Well, everyone has an opinion. I guess that’s the ultimate message to take from these five days of reviews.
"Don’t change a thing!" admonished Rusty Freeman, of the Plains Museum in Fargo, at the end of my session. He thinks I may be a casualty in the battle against formalism, and I have a reading list from him to bone up on why. Jack Flam’s biography on Motherwell. "Art After Modernism" by Brian Wallis. This is in addition to Tony Bannon’s requirement that I read "Meditations On A Hobby Horse" by Ernst Gombrich. Fortunately, the hotel is 3 blocks from Powells, one of the largest bookstores on the planet. I have turned my back on postmodernism in my work for the past 30 years—now may be the time to turn around and battle it instead.

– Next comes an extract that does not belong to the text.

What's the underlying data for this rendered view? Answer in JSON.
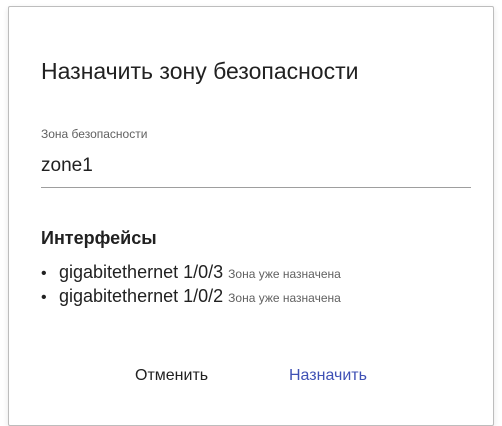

Steven Yates from the University of New Mexico was his usual irascable self. "This panoramic format. It’s unforgiving. It’s repetitive. It’s deadly." He liked them well enough for what some of them had, which was the compelling details that he wanted to see bigger. A lot bigger. But he didn't like how controlled they were. "They’re so tight. What can you do to loosen up? Do you have a digital camera?" I admitted that I shot a lot with it in Italy, but I wasn’t very interested in that work. I didn’t believe it was real. "It’s the 21st century. It’s real. Get used to it. Do you have any of that work on your laptop?" Well, no, but I did have what I’d been shooting in Portland. There was a run blocking my way to the hotel Sunday morning, and I had about a hundred shots of runners going by. "Here it is. Look at this shot—it’s amazing. And this, and this. This one—it’s ‘Nude descending A Staircase.’ Go back to that Italy work you shot on digital. You’re sitting on a gold mine. Do you have a way to do output?" Just a creaky 1270. "Get a printer. Make this work. Big."